These feelings have all the strings, and the last time I felt even close to this way, I was blindsided, bitch-slapped, and left with two KitchenAid mixers I didn’t need.
I don’t even know what to do with one.
“Hi, Amber.” The greeting comes out stilted.
“You were so right about this place. It’s wonderful. I’ve started coming here since that first time I saw you, and I love, love, love it.”
“That’s great, great, great,” I say, then I want to slap myself. I don’t mock people, even people who steal grooms.
But she’s not the one I was mad at a little more than a year ago.
Only, I got over him.
I’ve 100 percent moved on from him.
But I haven’t moved on from being human.
I can’t move on from that. And because I’m human, I’m not immune to falling, after all. I’ve fallen hard and big and recklessly.
Now all I can think is—what if the same thing happens again? What if Chris finds someone funnier, smarter, more interesting? Someone who loves deeper, better, more?
What if I’m left behind again?
Fear reopens the wound inside me that had healed but not scarred over, and it’s raw, like insecurity is rubbing salt in it.
Somehow I swallow past the hurt in my throat. “Glad you like it,” I choke out, walking back my snitty reply so I don’t have to add one more thing to feel awful about today.
Amber flashes a cordial smile and walks away.
I eat, and the salad tastes like cardboard, the Diet Coke seems flat, and the fries are anti-orgasmic.
When I leave, I go to the bakery and decide the only thing that could make me feel better is a cupcake. I order a chocolate buttercream and stuff it in my mouth.
But it doesn’t remove the self-doubt that’s formed an ulcer in my heart.
The interview is locked in for later this week.
The surf report for this afternoon appears top-notch.
And karaoke night is always a good time. Plus, I get to introduce my girl to my friends.
There’s only one little hiccup.
The girl has gone radio silent.
I text her after lunch with the good news regarding Zander.
I text her that afternoon telling her the ratings are strong for the segments.
I tap out a third text then decide I’m a wuss. Something is wrong, and I need to man up and call her.
It rings five times.
She answers with a muffled hey.
“Hey,” I say sympathetically, because she must be sick. “Are you okay? Do you have a cold or something?”
“What’s wrong, babe?”
“Nothing. Just napping.”
I arch a brow. Don’t get me wrong—naps are awesome. But I have a hard time reconciling the bright and effervescent McKenna with someone who sleeps during the daytime. “I didn’t know you were into afternoon naps.”
My Spidey-sense goes on full alert, and I sit up straight in my desk chair. “What’s wrong?”
She heaves a sigh. “I don’t think I can go to karaoke tonight.”

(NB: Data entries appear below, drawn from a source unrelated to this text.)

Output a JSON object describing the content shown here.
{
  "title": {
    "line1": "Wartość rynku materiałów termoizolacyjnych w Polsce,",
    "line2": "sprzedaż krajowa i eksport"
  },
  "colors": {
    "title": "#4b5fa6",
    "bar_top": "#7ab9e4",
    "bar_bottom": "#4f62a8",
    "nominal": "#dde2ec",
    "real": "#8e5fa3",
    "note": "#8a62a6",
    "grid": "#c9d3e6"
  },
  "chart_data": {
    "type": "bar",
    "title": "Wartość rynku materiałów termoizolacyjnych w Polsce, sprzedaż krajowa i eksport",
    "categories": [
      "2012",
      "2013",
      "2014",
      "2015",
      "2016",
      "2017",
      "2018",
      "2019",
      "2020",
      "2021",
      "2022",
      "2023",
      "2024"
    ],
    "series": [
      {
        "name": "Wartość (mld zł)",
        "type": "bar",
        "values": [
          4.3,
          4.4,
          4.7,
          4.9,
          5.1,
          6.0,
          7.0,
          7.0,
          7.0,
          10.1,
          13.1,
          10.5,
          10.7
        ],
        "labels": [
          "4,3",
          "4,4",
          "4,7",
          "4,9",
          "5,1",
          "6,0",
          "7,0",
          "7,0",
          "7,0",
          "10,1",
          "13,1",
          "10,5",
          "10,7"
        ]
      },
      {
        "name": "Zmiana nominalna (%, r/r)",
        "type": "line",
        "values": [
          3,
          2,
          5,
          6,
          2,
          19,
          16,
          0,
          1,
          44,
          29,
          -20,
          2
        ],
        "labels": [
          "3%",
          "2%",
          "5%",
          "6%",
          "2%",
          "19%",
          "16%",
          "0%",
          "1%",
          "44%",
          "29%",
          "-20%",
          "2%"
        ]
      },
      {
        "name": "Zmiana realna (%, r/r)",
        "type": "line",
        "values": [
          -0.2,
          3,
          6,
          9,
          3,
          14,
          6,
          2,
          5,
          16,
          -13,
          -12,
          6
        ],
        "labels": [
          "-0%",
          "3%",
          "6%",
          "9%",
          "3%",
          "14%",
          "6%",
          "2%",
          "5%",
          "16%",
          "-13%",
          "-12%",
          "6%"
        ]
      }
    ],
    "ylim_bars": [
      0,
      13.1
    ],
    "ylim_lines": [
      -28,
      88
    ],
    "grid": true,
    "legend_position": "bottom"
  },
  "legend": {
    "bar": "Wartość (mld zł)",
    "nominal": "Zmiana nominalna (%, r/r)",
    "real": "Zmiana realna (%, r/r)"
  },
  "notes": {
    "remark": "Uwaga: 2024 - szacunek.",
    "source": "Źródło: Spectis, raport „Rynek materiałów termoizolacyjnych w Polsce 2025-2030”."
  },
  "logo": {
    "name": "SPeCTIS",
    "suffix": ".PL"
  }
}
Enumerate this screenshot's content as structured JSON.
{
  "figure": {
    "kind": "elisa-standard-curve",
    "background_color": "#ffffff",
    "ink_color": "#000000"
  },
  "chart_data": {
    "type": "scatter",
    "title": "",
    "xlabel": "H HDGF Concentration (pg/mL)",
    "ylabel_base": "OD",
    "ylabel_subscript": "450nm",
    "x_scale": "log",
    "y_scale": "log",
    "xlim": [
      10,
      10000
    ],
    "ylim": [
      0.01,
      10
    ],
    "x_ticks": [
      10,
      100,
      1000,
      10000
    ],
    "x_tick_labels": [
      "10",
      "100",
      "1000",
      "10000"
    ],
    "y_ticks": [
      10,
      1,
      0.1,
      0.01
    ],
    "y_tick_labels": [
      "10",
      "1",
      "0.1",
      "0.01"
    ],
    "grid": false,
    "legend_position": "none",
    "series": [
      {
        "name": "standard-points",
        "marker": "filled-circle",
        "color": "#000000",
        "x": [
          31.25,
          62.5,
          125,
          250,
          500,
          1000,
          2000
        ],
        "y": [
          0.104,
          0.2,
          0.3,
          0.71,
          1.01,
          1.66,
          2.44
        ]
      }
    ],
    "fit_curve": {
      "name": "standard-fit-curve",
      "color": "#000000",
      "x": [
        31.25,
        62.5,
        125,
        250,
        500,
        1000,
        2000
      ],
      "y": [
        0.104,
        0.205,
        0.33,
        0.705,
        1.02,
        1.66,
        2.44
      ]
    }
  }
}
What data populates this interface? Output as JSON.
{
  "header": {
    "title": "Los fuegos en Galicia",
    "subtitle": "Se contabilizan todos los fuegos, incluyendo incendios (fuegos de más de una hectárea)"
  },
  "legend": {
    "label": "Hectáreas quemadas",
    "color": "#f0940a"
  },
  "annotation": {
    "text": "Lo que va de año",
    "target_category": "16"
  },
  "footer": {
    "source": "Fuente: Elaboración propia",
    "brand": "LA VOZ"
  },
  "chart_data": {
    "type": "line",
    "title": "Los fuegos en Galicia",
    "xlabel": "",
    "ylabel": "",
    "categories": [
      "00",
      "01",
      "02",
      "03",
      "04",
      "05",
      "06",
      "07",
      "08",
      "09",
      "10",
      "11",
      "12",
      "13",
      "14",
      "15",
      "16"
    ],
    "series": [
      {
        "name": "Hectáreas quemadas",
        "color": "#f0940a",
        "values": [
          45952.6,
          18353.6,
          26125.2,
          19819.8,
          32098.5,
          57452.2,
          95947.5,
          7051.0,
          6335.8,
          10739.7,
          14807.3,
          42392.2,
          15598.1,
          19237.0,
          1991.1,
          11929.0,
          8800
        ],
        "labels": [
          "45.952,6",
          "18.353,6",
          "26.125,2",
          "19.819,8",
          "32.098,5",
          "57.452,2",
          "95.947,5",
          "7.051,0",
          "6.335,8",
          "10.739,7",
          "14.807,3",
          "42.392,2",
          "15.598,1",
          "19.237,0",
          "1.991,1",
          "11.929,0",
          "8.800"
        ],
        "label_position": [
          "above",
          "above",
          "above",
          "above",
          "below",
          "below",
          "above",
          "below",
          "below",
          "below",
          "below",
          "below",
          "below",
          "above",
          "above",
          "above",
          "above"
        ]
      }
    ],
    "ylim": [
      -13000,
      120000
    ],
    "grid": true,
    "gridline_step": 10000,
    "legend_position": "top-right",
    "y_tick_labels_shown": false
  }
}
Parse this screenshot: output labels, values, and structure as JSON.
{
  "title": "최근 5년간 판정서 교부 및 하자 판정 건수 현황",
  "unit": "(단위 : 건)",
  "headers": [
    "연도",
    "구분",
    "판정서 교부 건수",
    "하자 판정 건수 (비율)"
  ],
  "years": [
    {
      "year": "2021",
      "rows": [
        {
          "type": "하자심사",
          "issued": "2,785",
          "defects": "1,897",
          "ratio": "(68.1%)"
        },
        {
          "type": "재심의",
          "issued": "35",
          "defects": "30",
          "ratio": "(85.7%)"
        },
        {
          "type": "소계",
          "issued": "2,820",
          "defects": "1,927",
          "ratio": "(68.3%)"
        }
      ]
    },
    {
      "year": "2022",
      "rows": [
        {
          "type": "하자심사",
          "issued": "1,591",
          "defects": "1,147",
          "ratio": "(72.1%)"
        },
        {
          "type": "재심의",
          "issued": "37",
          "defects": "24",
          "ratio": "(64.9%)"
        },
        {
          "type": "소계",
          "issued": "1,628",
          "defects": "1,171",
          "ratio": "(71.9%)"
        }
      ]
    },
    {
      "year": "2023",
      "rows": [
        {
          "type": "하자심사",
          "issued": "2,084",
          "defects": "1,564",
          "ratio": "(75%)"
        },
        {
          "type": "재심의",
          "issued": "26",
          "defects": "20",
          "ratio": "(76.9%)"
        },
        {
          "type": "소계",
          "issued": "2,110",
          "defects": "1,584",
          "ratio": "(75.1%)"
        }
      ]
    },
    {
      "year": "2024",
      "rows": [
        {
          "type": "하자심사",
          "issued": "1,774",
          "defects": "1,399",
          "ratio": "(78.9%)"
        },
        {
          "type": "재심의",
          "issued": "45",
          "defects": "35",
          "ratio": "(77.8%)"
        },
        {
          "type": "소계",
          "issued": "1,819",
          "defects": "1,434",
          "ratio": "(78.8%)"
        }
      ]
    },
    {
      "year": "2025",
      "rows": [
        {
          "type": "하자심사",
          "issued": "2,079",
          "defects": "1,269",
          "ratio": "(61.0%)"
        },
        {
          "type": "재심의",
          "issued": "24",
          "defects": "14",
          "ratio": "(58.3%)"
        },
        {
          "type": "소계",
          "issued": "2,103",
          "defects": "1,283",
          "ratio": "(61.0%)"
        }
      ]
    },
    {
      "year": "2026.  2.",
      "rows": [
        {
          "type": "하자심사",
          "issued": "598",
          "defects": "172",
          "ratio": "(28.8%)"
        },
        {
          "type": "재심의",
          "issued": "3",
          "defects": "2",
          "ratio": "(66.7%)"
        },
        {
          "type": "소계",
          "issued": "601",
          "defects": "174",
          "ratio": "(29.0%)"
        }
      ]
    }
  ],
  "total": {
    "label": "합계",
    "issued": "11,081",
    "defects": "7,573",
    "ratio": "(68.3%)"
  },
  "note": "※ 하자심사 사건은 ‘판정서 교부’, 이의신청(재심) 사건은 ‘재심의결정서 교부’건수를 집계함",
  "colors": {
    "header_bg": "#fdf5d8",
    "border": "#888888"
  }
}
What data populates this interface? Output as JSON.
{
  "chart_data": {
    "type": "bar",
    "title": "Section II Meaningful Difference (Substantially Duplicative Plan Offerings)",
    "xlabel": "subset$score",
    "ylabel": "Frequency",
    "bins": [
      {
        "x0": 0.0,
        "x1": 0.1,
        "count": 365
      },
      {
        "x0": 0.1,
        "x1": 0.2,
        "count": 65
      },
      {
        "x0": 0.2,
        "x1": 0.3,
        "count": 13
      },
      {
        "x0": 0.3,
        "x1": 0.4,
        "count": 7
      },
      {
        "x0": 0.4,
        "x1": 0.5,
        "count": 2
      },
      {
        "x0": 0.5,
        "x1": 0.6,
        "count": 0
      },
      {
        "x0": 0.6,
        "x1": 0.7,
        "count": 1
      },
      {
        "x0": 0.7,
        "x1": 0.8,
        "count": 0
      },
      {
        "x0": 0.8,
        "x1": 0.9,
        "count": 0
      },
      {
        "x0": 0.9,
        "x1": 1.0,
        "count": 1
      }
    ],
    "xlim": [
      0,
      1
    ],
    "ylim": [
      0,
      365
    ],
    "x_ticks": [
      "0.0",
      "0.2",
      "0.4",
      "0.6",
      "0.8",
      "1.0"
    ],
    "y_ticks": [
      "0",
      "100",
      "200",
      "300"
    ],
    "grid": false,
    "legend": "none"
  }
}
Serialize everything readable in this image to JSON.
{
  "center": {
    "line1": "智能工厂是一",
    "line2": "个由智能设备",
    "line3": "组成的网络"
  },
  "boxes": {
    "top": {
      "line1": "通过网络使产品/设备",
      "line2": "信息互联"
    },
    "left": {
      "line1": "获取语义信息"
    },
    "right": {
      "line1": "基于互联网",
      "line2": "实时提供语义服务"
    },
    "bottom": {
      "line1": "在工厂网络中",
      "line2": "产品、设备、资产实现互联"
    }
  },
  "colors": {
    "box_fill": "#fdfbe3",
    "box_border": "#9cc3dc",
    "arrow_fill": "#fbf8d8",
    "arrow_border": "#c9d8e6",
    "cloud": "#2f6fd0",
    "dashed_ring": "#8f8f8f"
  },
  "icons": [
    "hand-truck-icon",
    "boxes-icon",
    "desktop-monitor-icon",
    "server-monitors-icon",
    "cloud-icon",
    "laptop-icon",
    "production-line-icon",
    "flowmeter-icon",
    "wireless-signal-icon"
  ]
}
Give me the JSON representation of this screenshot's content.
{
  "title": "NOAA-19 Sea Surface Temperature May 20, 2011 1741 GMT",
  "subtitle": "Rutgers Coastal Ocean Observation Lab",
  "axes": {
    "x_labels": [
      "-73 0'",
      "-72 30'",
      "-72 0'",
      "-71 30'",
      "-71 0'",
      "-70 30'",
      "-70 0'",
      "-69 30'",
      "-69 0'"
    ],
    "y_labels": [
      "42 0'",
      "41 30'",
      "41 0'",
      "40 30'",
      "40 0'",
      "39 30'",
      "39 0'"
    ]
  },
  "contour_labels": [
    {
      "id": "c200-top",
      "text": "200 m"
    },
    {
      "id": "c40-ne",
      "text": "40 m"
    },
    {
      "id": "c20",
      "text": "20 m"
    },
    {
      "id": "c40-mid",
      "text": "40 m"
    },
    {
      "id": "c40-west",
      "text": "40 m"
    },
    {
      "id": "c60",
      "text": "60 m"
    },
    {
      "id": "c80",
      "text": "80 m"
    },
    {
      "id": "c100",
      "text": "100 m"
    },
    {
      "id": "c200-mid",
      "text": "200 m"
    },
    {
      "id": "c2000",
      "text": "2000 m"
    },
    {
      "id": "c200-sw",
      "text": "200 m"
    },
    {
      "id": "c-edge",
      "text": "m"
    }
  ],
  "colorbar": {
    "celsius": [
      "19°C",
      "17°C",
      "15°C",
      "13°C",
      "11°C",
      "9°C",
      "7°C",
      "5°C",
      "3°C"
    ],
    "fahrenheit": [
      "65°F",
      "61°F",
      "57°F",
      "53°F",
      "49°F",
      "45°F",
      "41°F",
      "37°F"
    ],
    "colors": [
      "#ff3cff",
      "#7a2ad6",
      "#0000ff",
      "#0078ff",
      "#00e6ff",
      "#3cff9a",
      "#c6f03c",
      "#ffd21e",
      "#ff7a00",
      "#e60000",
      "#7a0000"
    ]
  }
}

“Okay, that’s fine. But is something else wrong?”
“I just . . . Everything is happening so fast. I think I need a night to . . . figure it out.”
Brace like I’m about to get pounded by a killer wave.
She’s breaking up with me.
I swallow hard and try to form words. “What do you need to figure out?”
“This. Us. Everything. Why fries taste bad, and Diet Coke is flat, and cupcakes made me sick.”
Ah, maybe she is ill. “So you are sick? Do you need something? Some soup? I can bring you food or crackers or anything you need.”
She whimpers. “You’re too perfect. This is too good to be true. I like you too much. I have to go.”
She hangs up.
I stare at the phone like it’s relaying radio signals in Martian.
Because that made zero sense.
I hit redial, but it goes straight to voicemail.
Now that? That makes sense. That translates to only one thing—she doesn’t want to hear from me.
So this is what having a meltdown is like. It’s about blankets and dog cuddles and sad music blasting out all the noise in my head. It’s Elvis and Billie Holliday bathing my brain in sad songs, tunes of love that’ll never be. Love gone awry. Love that’s broken.
Because a little hurt is better than a big hurt.
And I’ve had the big hurt.
I simply can’t endure a bigger one, or even the risk of it. And with Chris, the hurt would be a doozy. It’s best to wrap myself in layers of Kevlar now by going through life alone. Solo is way safer.
After about three hours of burrowing under my covers and feeding the kernel of sadness inside me, I spring out of bed, lit up with an idea.
Meltdowns need fashion.
I forage through the new shipment of clothes sent by brands wanting features on my site. For my solo fashion show, I blast a new and old girl-power mélange of Cyndi Lauper and P!nk and Billie Holiday, singing along with the ladies as I try on jeans and skirts and sweaters. With just the right outfit, I am armor-clad. Fashion is a shield. Lift up your chin, hold your head high, and drape yourself in discount designer wear. That’s how you make it through your new life as a solo act. Or, really, my pre-Chris life. That’s what I’ll be—alone and fabulous, never hurt, always happy.